Auf den Philippinen kooperiert die DW Akademie mit dem philippinischen Nachrichtenportal Rappler und deren Fact-Checking-Initiative #FactsFirstPH, um die viertägigen Präsenztrainings zu organisieren.
In einem Interview mit der DW Akademie erklärt die Rappler-Geschäftsführerin und Friedensnobelpreisträgerin, Maria Ressa, dass internationale Zusammenarbeit wichtig sei, um Desinformation weltweit zu bekämpfen.
"Alle Nachrichtenunternehmen stehen auf der gleichen Seite“, sagte sie. „Der Konflikt besteht zwischen faktenbasierten, auf Standards und Ethik basierenden Informationen und Lügen und emotionaler Manipulation."
Sie verweist auf Studien, die zeigen, dass sich Lügen in den sozialen Medien sechsmal schneller verbreiten als Fakten. "Wenn man [Desinformation] mit Angst, Wut und Hass verbindet, wird sie sich noch schneller verbreiten", so Ressa.
Maria Ressa, Geschäftsführerin von Rappler und Friedensnobelpreisträgerin, setzt auf internationale Zusammenarbeit, um Desinformationen weltweit zu bekämpfen.
Genau auf diese toxische Mischung will das Projekt "Gemeinsam gegen Desinformation" aufmerksam machen. Darüber hinaus fördert es den Austausch zwischen jungen Mediennutzern und professionellen Medienschaffenden.
"In diesem Programm kommen Vertreter der Zivilgesellschaft, Wissenschaftler und Medienschaffende zusammen, um die massiven Folgen von Desinformation auf lokaler Ebene zu identifizieren", so Urban. "Dies ermöglicht es Journalistinnen und Journalisten, die Informationsbedürfnisse und das Nutzungsverhalten der jungen Generation besser zu verstehen. Gleichzeitig erfahren Jugendliche, wie professionelle Journalisten arbeiten und wie sich faktenbasierter, ethischer Journalismus von der Informationsflut unterscheidet, mit der sie in den sozialen Medien konfrontiert werden."
Nach den Gesprächsrunden und Workshops arbeiten die Teilnehmenden selbst als MIL-Trainer und geben das gewonnene Wissen und ihre Erfahrung an junge Menschen in ihren Organisationen und Communities weiter.
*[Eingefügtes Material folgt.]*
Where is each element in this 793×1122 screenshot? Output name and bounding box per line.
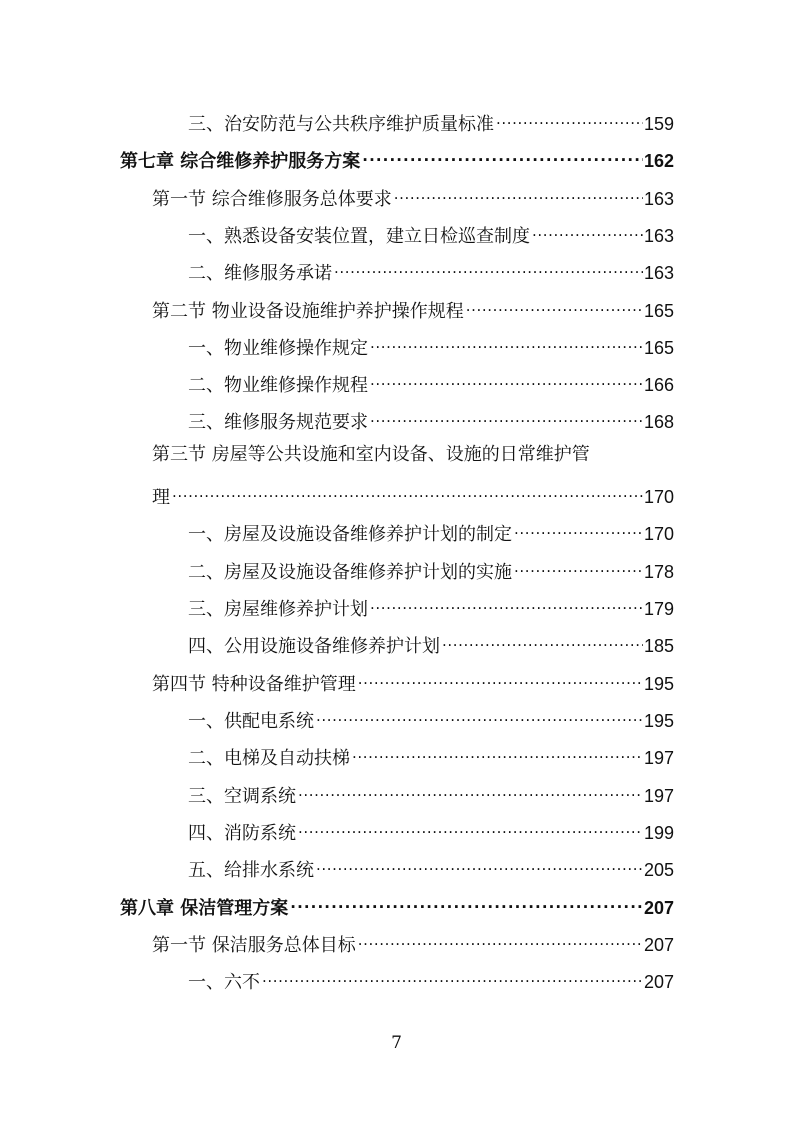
toc-entry-title: 第一节 综合维修服务总体要求 [152,189,392,210]
toc-entry-page: 159 [643,114,674,134]
toc-entry-page: 165 [643,338,674,358]
toc-entry-title: 第七章 综合维修养护服务方案 [120,151,361,172]
toc-leader-dots [370,593,643,615]
toc-entry-title: 四、公用设施设备维修养护计划 [188,636,440,657]
toc-section-entry[interactable] [152,295,674,323]
toc-leader-dots [514,556,643,578]
toc-entry-page: 207 [643,898,674,918]
toc-entry[interactable] [188,220,674,248]
toc-chapter-entry[interactable] [120,145,674,173]
toc-leader-dots [362,145,643,167]
toc-section-entry[interactable] [152,481,674,509]
toc-entry[interactable] [188,257,674,285]
toc-leader-dots [466,295,643,317]
toc-entry[interactable] [188,630,674,658]
toc-entry-page: 166 [643,375,674,395]
toc-entry-title: 三、维修服务规范要求 [188,412,368,433]
toc-section-entry[interactable] [152,929,674,957]
toc-entry-page: 170 [643,487,674,507]
toc-entry-title: 第八章 保洁管理方案 [120,898,289,919]
toc-entry-title: 一、物业维修操作规定 [188,338,368,359]
toc-entry-page: 168 [643,412,674,432]
toc-leader-dots [172,481,643,503]
toc-leader-dots [334,257,643,279]
toc-entry-title: 理 [152,487,170,508]
toc-entry-page: 178 [643,562,674,582]
toc-entry-page: 197 [643,786,674,806]
toc-entry-title: 一、熟悉设备安装位置，建立日检巡查制度 [188,226,530,247]
toc-entry-title: 第二节 物业设备设施维护养护操作规程 [152,301,464,322]
toc-leader-dots [358,929,643,951]
toc-entry-page: 207 [643,972,674,992]
toc-entry-page: 170 [643,524,674,544]
toc-entry[interactable] [188,518,674,546]
toc-leader-dots [370,332,643,354]
toc-section-title-line1[interactable]: 第三节 房屋等公共设施和室内设备、设施的日常维护管 [152,444,590,465]
toc-entry-page: 199 [643,823,674,843]
toc-leader-dots [496,108,643,130]
toc-entry-title: 二、电梯及自动扶梯 [188,748,350,769]
toc-leader-dots [316,705,643,727]
toc-entry[interactable] [188,742,674,770]
toc-chapter-entry[interactable] [120,892,674,920]
toc-leader-dots [532,220,643,242]
toc-leader-dots [394,183,643,205]
toc-entry-page: 197 [643,748,674,768]
toc-entry[interactable] [188,780,674,808]
toc-entry-title: 四、消防系统 [188,823,296,844]
toc-entry[interactable] [188,332,674,360]
toc-entry[interactable] [188,108,674,136]
toc-entry-title: 一、六不 [188,972,260,993]
toc-entry-title: 三、空调系统 [188,786,296,807]
toc-entry-title: 三、治安防范与公共秩序维护质量标准 [188,114,494,135]
toc-leader-dots [290,892,643,914]
toc-entry[interactable] [188,406,674,434]
toc-entry-page: 165 [643,301,674,321]
toc-leader-dots [298,780,643,802]
toc-entry-title: 一、房屋及设施设备维修养护计划的制定 [188,524,512,545]
toc-entry[interactable] [188,966,674,994]
toc-leader-dots [352,742,643,764]
toc-entry-page: 163 [643,263,674,283]
toc-leader-dots [514,518,643,540]
toc-entry[interactable] [188,369,674,397]
toc-section-entry[interactable] [152,668,674,696]
toc-leader-dots [262,966,643,988]
toc-leader-dots [370,406,643,428]
toc-entry[interactable] [188,705,674,733]
toc-leader-dots [358,668,643,690]
page-number: 7 [391,1033,402,1053]
toc-entry[interactable] [188,854,674,882]
toc-entry-page: 162 [643,151,674,171]
toc-leader-dots [316,854,643,876]
toc-entry-page: 195 [643,674,674,694]
toc-entry-page: 163 [643,226,674,246]
toc-entry-page: 185 [643,636,674,656]
toc-entry-title: 二、房屋及设施设备维修养护计划的实施 [188,562,512,583]
toc-entry-title: 二、维修服务承诺 [188,263,332,284]
toc-entry-page: 205 [643,860,674,880]
toc-entry-title: 第四节 特种设备维护管理 [152,674,356,695]
toc-entry-title: 五、给排水系统 [188,860,314,881]
toc-leader-dots [442,630,643,652]
toc-entry-page: 207 [643,935,674,955]
toc-entry[interactable] [188,817,674,845]
toc-entry-page: 195 [643,711,674,731]
toc-entry-title: 一、供配电系统 [188,711,314,732]
toc-section-entry[interactable] [152,183,674,211]
toc-entry-title: 第一节 保洁服务总体目标 [152,935,356,956]
toc-entry-page: 163 [643,189,674,209]
toc-entry-title: 三、房屋维修养护计划 [188,599,368,620]
toc-leader-dots [298,817,643,839]
toc-entry-title: 二、物业维修操作规程 [188,375,368,396]
toc-entry[interactable] [188,593,674,621]
toc-entry[interactable] [188,556,674,584]
toc-entry-page: 179 [643,599,674,619]
toc-leader-dots [370,369,643,391]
Sie entwickeln auch MIL-Kampagnen für ihre Zielgruppen in den sozialen Medien.
Im Uhrzeigersinn von oben links: Farhana Makol, Abdul Hafiz Malawani, Jene-Anne Pangue, Ghandamra Mae Burungawan, Lovely Gil Malupa, während eines Trainings in Cagayan de Oro auf den Philippinen.
Ein weiterer Workshop-Teilnehmer, Justin John Nagac, der für das MASS-SPECC Cooperative Development Center arbeitet, berichtet von seinen persönlichen Erfahrungen mit Online-Desinformation. "Ich habe erlebt, wie unsere Mitglieder, unsere Mitarbeitenden und unsere Büros Opfer von Betrügereien wurden, die auf Desinformation beruhten", sagt er. "Das ist besonders schlimm, weil unsere Mitglieder meist aus marginalisierten Gruppen kommen. Sie haben kaum genug Geld, um über die Runden zu kommen". Die Schulung könne seiner Community helfen, Desinformationen, vor allem in den sozialen Medien, leichter zu erkennen.
Die Workshops sind für philippinische Jugendliche besonders wichtig. Sie machen fast 30 Prozent der Gesamtbevölkerung aus und verbringen nach Angaben von Experten vergleichsweise viel Zeit im Internet.
"Ich hoffe, dass wir durch Schulung der Ausbilder und durch den Fokus auf die Jugend ein Gefühl von Gemeinschaft und Vertrauen wiederherstellen können", sagt Maria Ressa, "und das Gefühl, dass wir gemeinsam etwas verbessern können. Sie müssen die Welt, die wir kaputt gemacht haben, wieder in Ordnung bringen."
Rappler ist Partner der DW Akademie auf den Philippinen für die interaktiven MIL-Workshops zur Schulung junger Menschen in Südostasien. Das Projekt, „Gemeinsam gegen Desinformation: Verlässliche Fakten und neue Konzepte“ wird vom Auswärtigen Amt (AA) gefördert.